In the episode "The Truth", Oliver invites Marissa to his parents' penthouse hotel room. Once there, he becomes possessive and threatening, and refuses to let Marissa leave, producing a gun and threatening to kill himself when she calls Ryan in tears. Ryan bursts in and pleads with Oliver to put the gun down for Marissa's sake. Oliver does so, and is led away in police custody.

==Reception==
TV Guide described Oliver as a "clichéd plot device" and a "cookie-cutter villain", but Schwartz said that reception was mixed with viewers loving the character as "someone that we love to hate." Other reception noted that he was irritating but "addicting person to watch", that he "was able to exude as much hate that a writer could place on a single character", and that he was an "audience-infuriating nut". Entertainment Weekly included him their list of "21 Most Annoying TV Characters Ever", commenting: "Oliver (Taylor Handley) was around for only six episodes, but it seemed like much longer. Just the mention of Oliver's name still makes us brood."

==Effect==
Oliver's appearance lasted only a few episodes - from "The Best Chrismukkah Ever" (Season 1, Episode 13) to "The Truth" (Season 1, Episode 18).

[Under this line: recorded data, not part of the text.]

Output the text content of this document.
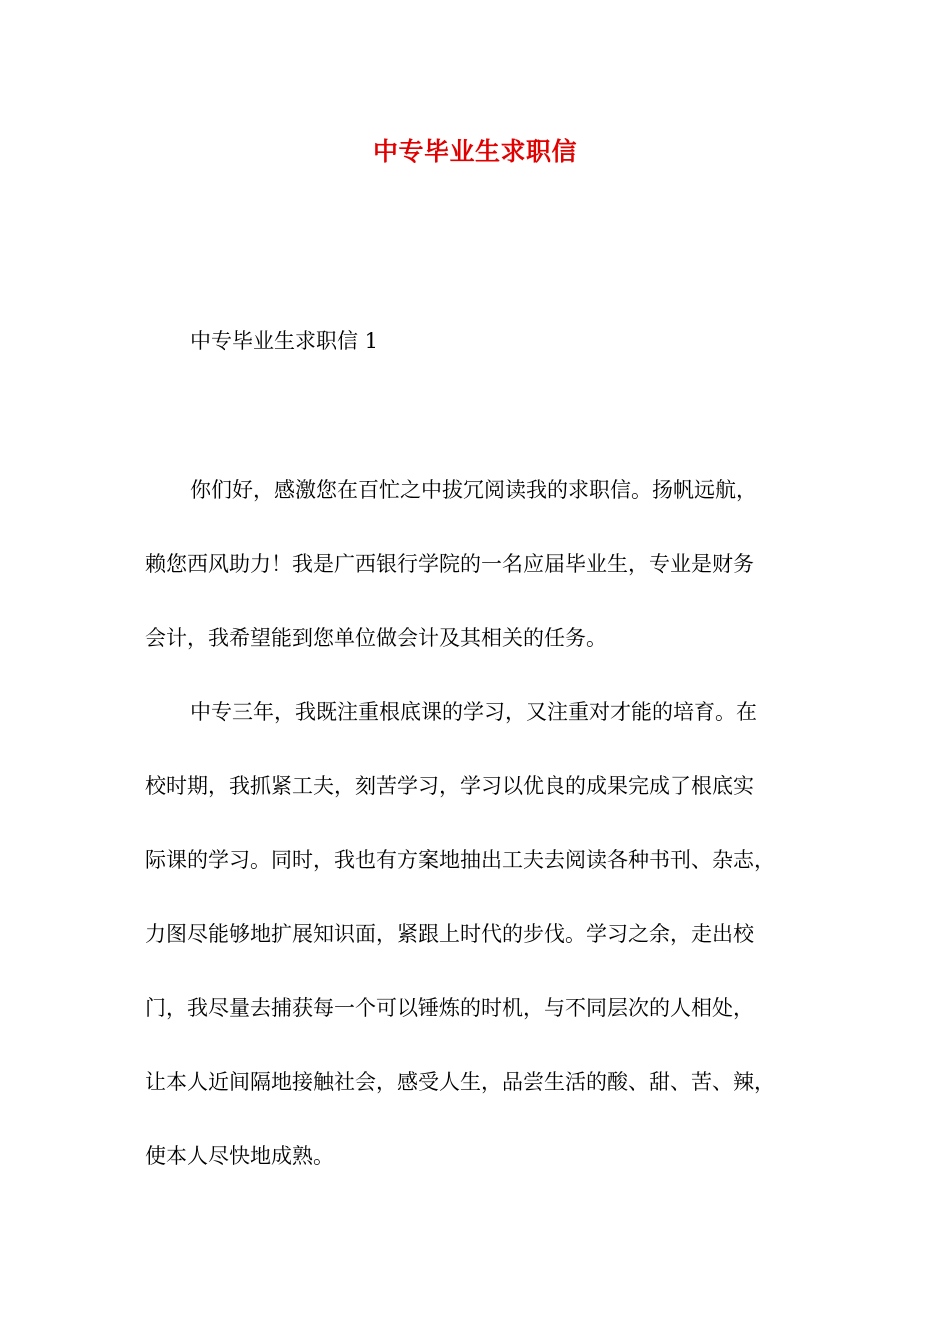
中专毕业生求职信
中专毕业生求职信 1
你们好，感激您在百忙之中拔冗阅读我的求职信。扬帆远航，
赖您西风助力！我是广西银行学院的一名应届毕业生，专业是财务
会计，我希望能到您单位做会计及其相关的任务。
中专三年，我既注重根底课的学习，又注重对才能的培育。在
校时期，我抓紧工夫，刻苦学习，学习以优良的成果完成了根底实
际课的学习。同时，我也有方案地抽出工夫去阅读各种书刊、杂志，
力图尽能够地扩展知识面，紧跟上时代的步伐。学习之余，走出校
门，我尽量去捕获每一个可以锤炼的时机，与不同层次的人相处，
让本人近间隔地接触社会，感受人生，品尝生活的酸、甜、苦、辣，
使本人尽快地成熟。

However, the character's actions had long term implications. Already existing trust issues between Ryan and Marissa were exacerbated by the conflict over Oliver's true colors. It is argued by Seth in "The Ties that Bind" (Season 1, Episode 27) that Marissa's relationship with Oliver may have driven Ryan to seek solace with Theresa, resulting in the scandal over Theresa's pregnancy and marriage that arises in the final episodes of the show's first season and into the second season.

==Rumors==
It was rumoured that Oliver would return for the finale of season two. These rumours were untrue (though in the second season finale, after Seth hears a door bell ring he quips: "With the way things are going right now, I bet that's Oliver." This could have been a reference to these rumors, but was more likely due to how badly things seemed to be going for the characters.) Schwartz made repeated references to Oliver's return. He is quoted as stating that a return was the alternative option to the lesbian storyline between Marissa and Alex. After the finale for that season aired, rumors then arose that Oliver would return in the third season with Kirsten, who was in rehab for alcoholism. However, this never happened, although in the third season finale when Marissa apologizes to Ryan for all the craziness, Ryan assures that he would not have done anything different, "except for maybe Oliver," to which Marissa laughed and said "me too."